Nearly vacant Lincoln Place office building in South Beach hits market for target of M

Nearly vacant Lincoln Place office building in South Beach hits market for target of $82M


Lincoln Place, a nearly vacant South Beach office building that was once at the center of a crowdfunding scandal, hit the market with a target price of $82 million, The Real Deal has learned. 

The eight-story building at 1601 Washington Avenue in Miami Beach consists of 111,400 square feet of offices; 26,700 square feet of ground-floor retail and a 499-space garage, according to a JLL listing memo. The sale would be of the ground lease that is now owned by New York-based Granite Point Mortgage Trust and runs through 2092, records and the memo show. The city of Miami Beach is the lessor that owns the land. 

Hermen Rodriguez and Matthew McCormack are part of the JLL team listing Lincoln Place. They didn’t return requests for comment. 

Lincoln Place does not have an official asking price, and the JLL memo does not offer one. But a source said $82 million is the rough target. 

The building is 14.8 percent leased, with all of the retail space available and most of the offices available, according to the listing memo. 

Completed in 2002 on a 1.5-acre site, Lincoln Place has a storied past that put it at the center of Elie Schwartz’s CrowdStreet fraud scandal of recent years. 

New York-based Nightingale Properties, which Schwartz leads as CEO, and Hollywood-based JBL Asset Management paid $80 million for the Lincoln Place ground lease in 2016, according to records. JBL held an 8.7 percent stake. 

In May, Schwartz was sentenced to 87 months in prison after pleading guilty to wire fraud tied to prosecutors’ allegation he misappropriated about $62.8 million from roughly 800 CrowdStreet investors for his personal use. Most of the funds were meant for an Atlanta office complex purchase and some for Lincoln Place. 

In the fall of 2023, Schwartz settled with investors and put the office building under contract to sell to Robert Rivani’s Black Lion and Mathieu Massa’s Massa Investment Group for about $82 million. Schwartz was to pay back investors from the sale. 

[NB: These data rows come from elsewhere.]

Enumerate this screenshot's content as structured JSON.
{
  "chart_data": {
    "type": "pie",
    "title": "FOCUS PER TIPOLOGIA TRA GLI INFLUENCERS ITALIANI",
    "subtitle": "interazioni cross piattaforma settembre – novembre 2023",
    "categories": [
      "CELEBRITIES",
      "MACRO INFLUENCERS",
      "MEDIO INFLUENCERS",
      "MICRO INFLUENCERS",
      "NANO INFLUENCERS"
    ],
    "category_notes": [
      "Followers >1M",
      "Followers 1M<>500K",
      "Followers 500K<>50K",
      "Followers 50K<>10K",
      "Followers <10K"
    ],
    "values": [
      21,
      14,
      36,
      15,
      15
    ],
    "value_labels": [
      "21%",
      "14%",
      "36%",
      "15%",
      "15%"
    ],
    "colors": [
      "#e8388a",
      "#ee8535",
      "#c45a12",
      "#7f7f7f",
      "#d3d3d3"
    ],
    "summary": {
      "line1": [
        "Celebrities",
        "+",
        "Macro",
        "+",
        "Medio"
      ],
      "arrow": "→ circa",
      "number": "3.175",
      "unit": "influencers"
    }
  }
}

But last year, Black Lion and Massa Investment pulled out of the deal, casting a shadow on Schwartz’s plan to refund Nightingale investors. Nightingale also was locked in lawsuits with Black Lion and Massa partly over their $2 million deposit. A Miami-Dade County judge in September ordered the funds be returned to an entity tied to Black Lion, court records show. The litigation has since ended. 

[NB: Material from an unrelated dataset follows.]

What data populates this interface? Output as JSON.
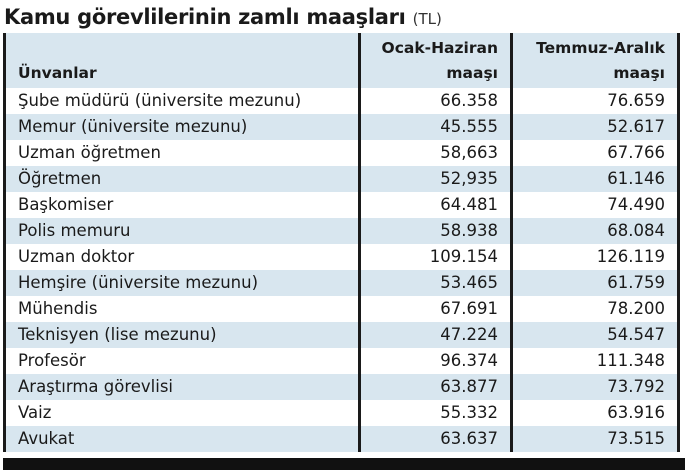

In February, Granite Point, Nightlingale’s lender on Lincoln Place, took back the ground lease for the building through a lease-in-lieu of foreclosure. Nightingale owed $84.7 million to Granite, including principal, interest and other costs, according to records. 

Lincoln Place served as headquarters of Barry Sternlicht’s Starwood Capital from 2016 until 2022 when Starwood moved into its newly built main office on Collins Avenue and 23rd Street. 

Miami Beach has grown into an office market, partly due to the influx of out-of-state companies to South Florida during the pandemic. Developers seized on demand, with some starting office projects in South Beach, helping shed its anything-goes party image. 

In the South of Fifth neighborhood, Sumaida + Khurana and Bizzi+Bilgili are developing the five-story The Fifth Miami Beach office building at 944 Fifth Street and 411 Michigan Avenue. In the Sunset Harbour area, Deco Capital Group and RWN Real Estate Partners’ completed and fully leased the Eighteen Sunset building at 2759 Purdy Avenue.